Luiz A G Cancello
O rapaz está inquieto. Mexe-se, não está à vontade, olha para todos os cantos com temor, como se alguém observasse seu corpo deitado. Logo a porta se abre e a mãe entra no quarto. Há um silêncio, os olhares se cruzam, percebe-se uma cumplicidade. Ele fala, hesitante.
– Eu sei que você não acredita, mas ela está aqui todos os dias, debaixo da cama.
– A mesma cobra?
– Não sei se é a mesma, acho que é.
– Tem tomado seu remédio?
– Sempre, sem falta.
– Você fala essas coisas para seu psicólogo?
– Falo. Ele deve estar cansado de ouvir a mesma história.
Há nas famílias certos diálogos automatizados. Depois da primeira frase é fácil adivinhar a sequência das falas, como se as palavras assumissem o comando, estivessem ali para serem ditas, os humanos sendo apenas veículos para os sons inevitáveis. Para quem ouve de fora é maçante, para os falantes pode ser um conforto.

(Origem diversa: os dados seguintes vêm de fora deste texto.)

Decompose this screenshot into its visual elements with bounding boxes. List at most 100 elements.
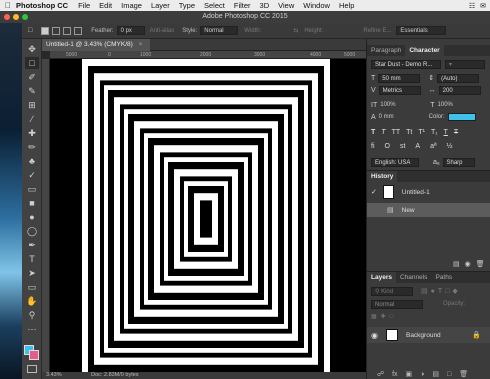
link-layers-icon[interactable]: ☍ [377, 370, 384, 378]
menu-3d[interactable]: 3D [260, 1, 270, 10]
swash-icon[interactable]: О [385, 143, 390, 150]
menu-edit[interactable]: Edit [99, 1, 112, 10]
small-caps-icon[interactable]: Tt [406, 129, 412, 136]
document-tab[interactable]: Untitled-1 @ 3.43% (CMYK/8) × [42, 39, 150, 51]
mail-icon[interactable]: ✉ [480, 2, 486, 10]
canvas[interactable] [50, 59, 366, 379]
menu-image[interactable]: Image [121, 1, 142, 10]
language-select[interactable]: English: USA [371, 157, 419, 167]
eraser-tool-icon[interactable]: ▭ [25, 183, 39, 195]
text-color-swatch[interactable] [447, 113, 476, 121]
status-zoom[interactable]: 3.43% [46, 372, 62, 378]
brush-tool-icon[interactable]: ✏ [25, 141, 39, 153]
layer-style-icon[interactable]: fx [392, 371, 397, 378]
menu-layer[interactable]: Layer [151, 1, 170, 10]
underline-icon[interactable]: T [444, 129, 448, 136]
path-selection-tool-icon[interactable]: ➤ [25, 267, 39, 279]
lasso-tool-icon[interactable]: ✐ [25, 71, 39, 83]
all-caps-icon[interactable]: TT [392, 129, 401, 136]
menu-app-name[interactable]: Photoshop CC [16, 1, 68, 10]
leading-input[interactable]: (Auto) [437, 73, 480, 83]
menu-filter[interactable]: Filter [234, 1, 251, 10]
history-snapshot[interactable]: ✓ Untitled-1 [367, 184, 490, 200]
lock-icons[interactable]: ▦✚□ [371, 313, 397, 320]
menu-help[interactable]: Help [339, 1, 354, 10]
new-snapshot-icon[interactable]: ◉ [465, 260, 471, 268]
add-selection-icon[interactable] [52, 26, 61, 35]
wifi-icon[interactable]: ☷ [469, 2, 475, 10]
zoom-tool-icon[interactable]: ⚲ [25, 309, 39, 321]
new-group-icon[interactable]: ▤ [432, 370, 439, 378]
dodge-tool-icon[interactable]: ◯ [25, 225, 39, 237]
tab-paths[interactable]: Paths [431, 272, 456, 283]
history-state[interactable]: ▤ New [367, 203, 490, 217]
antialias-select[interactable]: Sharp [442, 157, 475, 167]
vertical-scale-input[interactable]: 100% [380, 102, 430, 108]
menu-window[interactable]: Window [303, 1, 330, 10]
intersect-selection-icon[interactable] [74, 26, 83, 35]
crop-tool-icon[interactable]: ⊞ [25, 99, 39, 111]
faux-italic-icon[interactable]: T [381, 129, 385, 136]
ordinals-icon[interactable]: aª [430, 143, 436, 150]
swap-dimensions-icon[interactable]: ⇆ [293, 27, 298, 34]
layer-filter-select[interactable]: ⚲ Kind [371, 286, 413, 296]
clone-stamp-tool-icon[interactable]: ♣ [25, 155, 39, 167]
rectangle-tool-icon[interactable]: ▭ [25, 281, 39, 293]
workspace-select[interactable]: Essentials [396, 26, 447, 35]
kerning-select[interactable]: Metrics [378, 85, 421, 95]
quick-select-tool-icon[interactable]: ✎ [25, 85, 39, 97]
pen-tool-icon[interactable]: ✒ [25, 239, 39, 251]
move-tool-icon[interactable]: ✥ [25, 43, 39, 55]
menu-type[interactable]: Type [179, 1, 195, 10]
apple-menu-icon[interactable]:  [0, 1, 16, 10]
menu-select[interactable]: Select [204, 1, 225, 10]
tab-history[interactable]: History [367, 171, 398, 182]
menu-view[interactable]: View [278, 1, 294, 10]
horizontal-scale-input[interactable]: 100% [438, 102, 453, 108]
tab-character[interactable]: Character [405, 45, 444, 56]
strikethrough-icon[interactable]: T [454, 129, 458, 136]
marquee-tool-icon[interactable]: □ [25, 57, 39, 69]
close-tab-icon[interactable]: × [139, 41, 143, 48]
layer-filter-icons[interactable]: ▤●T□◆ [421, 287, 461, 295]
baseline-shift-input[interactable]: 0 mm [379, 114, 429, 120]
eyedropper-tool-icon[interactable]: ⁄ [25, 113, 39, 125]
antialias-checkbox[interactable]: Anti-alias [150, 28, 175, 34]
feather-input[interactable]: 0 px [116, 26, 145, 35]
style-select[interactable]: Normal [200, 26, 239, 35]
blur-tool-icon[interactable]: ● [25, 211, 39, 223]
new-document-from-state-icon[interactable]: ▤ [453, 260, 460, 268]
titling-alternates-icon[interactable]: A [415, 143, 420, 150]
menu-file[interactable]: File [78, 1, 90, 10]
subscript-icon[interactable]: T₁ [431, 129, 438, 136]
healing-brush-tool-icon[interactable]: ✚ [25, 127, 39, 139]
blend-mode-select[interactable]: Normal [371, 299, 423, 309]
tab-channels[interactable]: Channels [396, 272, 431, 283]
new-layer-icon[interactable]: □ [447, 371, 451, 378]
superscript-icon[interactable]: T¹ [418, 129, 425, 136]
subtract-selection-icon[interactable] [63, 26, 72, 35]
hand-tool-icon[interactable]: ✋ [25, 295, 39, 307]
font-family-select[interactable]: Star Dust - Demo R... [371, 59, 441, 69]
new-selection-icon[interactable] [41, 26, 50, 35]
fractions-icon[interactable]: ½ [447, 143, 453, 150]
marquee-preset-icon[interactable]: □ [28, 27, 32, 34]
history-brush-tool-icon[interactable]: ✓ [25, 169, 39, 181]
delete-layer-icon[interactable]: 🗑 [459, 370, 468, 378]
more-tools-icon[interactable]: ⋯ [25, 323, 39, 335]
refine-edge-button[interactable]: Refine E... [363, 28, 391, 34]
background-color-swatch[interactable] [29, 350, 39, 360]
history-brush-source-icon[interactable]: ✓ [371, 188, 377, 196]
layer-row[interactable]: ◉ Background 🔒 [367, 327, 490, 343]
delete-state-icon[interactable]: 🗑 [476, 260, 485, 268]
quick-mask-icon[interactable] [27, 365, 37, 373]
font-size-input[interactable]: 50 mm [378, 73, 421, 83]
faux-bold-icon[interactable]: T [371, 129, 375, 136]
tab-layers[interactable]: Layers [367, 272, 396, 283]
tab-paragraph[interactable]: Paragraph [367, 45, 405, 56]
adjustment-layer-icon[interactable]: ◑ [420, 371, 424, 378]
type-tool-icon[interactable]: T [25, 253, 39, 265]
layer-mask-icon[interactable]: ▣ [406, 370, 413, 378]
ligatures-icon[interactable]: fi [371, 143, 375, 150]
tracking-input[interactable]: 200 [438, 85, 481, 95]
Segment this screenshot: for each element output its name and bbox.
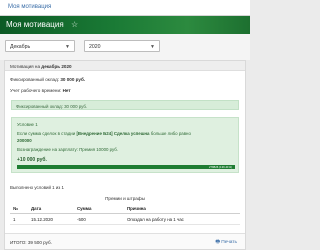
- printer-icon: 🖶: [215, 240, 220, 245]
- column-header-number: №: [10, 204, 28, 214]
- table-header-row: № Дата Сумма Причина: [10, 204, 240, 214]
- time-tracking-info: Учет рабочего времени: Нет: [10, 88, 71, 93]
- month-select[interactable]: Декабрь ▼: [5, 40, 75, 52]
- filter-bar: Декабрь ▼ 2020 ▼: [0, 34, 250, 60]
- fixed-salary-box: Фиксированный оклад: 30 000 руб.: [11, 100, 239, 110]
- panel-footer: ИТОГО: 39 500 руб. 🖶 Печать: [5, 233, 245, 249]
- year-select[interactable]: 2020 ▼: [84, 40, 160, 52]
- month-select-value: Декабрь: [10, 44, 31, 50]
- condition-title: Условие 1: [17, 122, 38, 127]
- chevron-down-icon: ▼: [65, 44, 70, 50]
- page-banner: Моя мотивация ☆: [0, 16, 250, 34]
- year-select-value: 2020: [89, 44, 101, 50]
- table-row: 1 15.12.2020 -500 Опоздал на работу на 1…: [10, 213, 240, 225]
- print-label: Печать: [221, 240, 237, 245]
- star-icon[interactable]: ☆: [71, 20, 78, 29]
- chevron-down-icon: ▼: [150, 44, 155, 50]
- top-bar: Моя мотивация: [0, 0, 250, 16]
- bonuses-penalties-table: № Дата Сумма Причина 1 15.12.2020 -500 О…: [10, 204, 240, 225]
- fixed-salary-box-text: Фиксированный оклад: 30 000 руб.: [16, 103, 88, 109]
- motivation-panel: Мотивация на декабрь 2020 Фиксированный …: [4, 60, 246, 250]
- page-title: Моя мотивация: [6, 20, 64, 29]
- nav-link-my-motivation[interactable]: Моя мотивация: [8, 4, 51, 10]
- panel-header: Мотивация на декабрь 2020: [5, 61, 245, 71]
- cell-reason: Опоздал на работу на 1 час: [124, 213, 240, 225]
- progress-fill: [17, 165, 235, 169]
- cell-date: 15.12.2020: [28, 213, 74, 225]
- column-header-reason: Причина: [124, 204, 240, 214]
- column-header-date: Дата: [28, 204, 74, 214]
- print-button[interactable]: 🖶 Печать: [215, 239, 237, 247]
- cell-number: 1: [10, 213, 28, 225]
- bonuses-penalties-title: Премии и штрафы: [105, 196, 145, 201]
- total-amount: ИТОГО: 39 500 руб.: [10, 240, 52, 245]
- condition-progress-bar: 278826 (139.41%): [17, 165, 235, 169]
- fixed-salary-info: Фиксированный оклад: 30 000 руб.: [10, 77, 86, 82]
- panel-header-text: Мотивация на декабрь 2020: [10, 63, 72, 69]
- condition-bonus: +10 000 руб.: [17, 157, 47, 163]
- condition-box: Условие 1 Если сумма сделок в стадии [Вн…: [11, 117, 239, 173]
- condition-line-1: Если сумма сделок в стадии [Внедрение Б2…: [17, 131, 191, 136]
- progress-label: 278826 (139.41%): [208, 165, 232, 169]
- cell-amount: -500: [74, 213, 124, 225]
- column-header-amount: Сумма: [74, 204, 124, 214]
- conditions-done-text: Выполнено условий 1 из 1: [10, 185, 64, 190]
- condition-reward: Вознаграждение на зарплату: Премия 10000…: [17, 147, 119, 152]
- condition-line-2: 200000: [17, 138, 32, 143]
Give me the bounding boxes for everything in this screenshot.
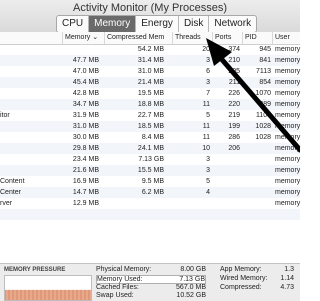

– Meu filho, não sei mais o que fazer.
– Fica aqui comigo mais um pouco, até eu dormir.
– Certo. Procura se acalmar.
– Não é fácil. Eu até sei que não tem cobra nenhuma aí embaixo, mas não consigo acreditar totalmente.
– É a sua imaginação.
– Claro que é, mas não consigo me livrar dela.
Há meses o ritual se repete a cada noite. Não é comum as mães irem ao quarto de um filho crescido, mas nesta casa a regra é transgredida. A mulher já espera sua hora de sentar-se à beira da cama do jovem, vê-se pela indumentária, está de pijama e com os dentes escovados, é possível sentir o hálito. Preparou-se para o momento. O marido ronca no outro quarto, não se pronuncia, a não ser para reclamar do preço dos tratamentos.
– Tentou rezar?
– Eu não aprendi a rezar. Você e o pai nunca foram disso.
– É verdade. Talvez tenha sido uma falha na educação que te demos.
– É melhor não começar a falar nisso.
– Sei que você tem muitas mágoas, mas fizemos o melhor possível.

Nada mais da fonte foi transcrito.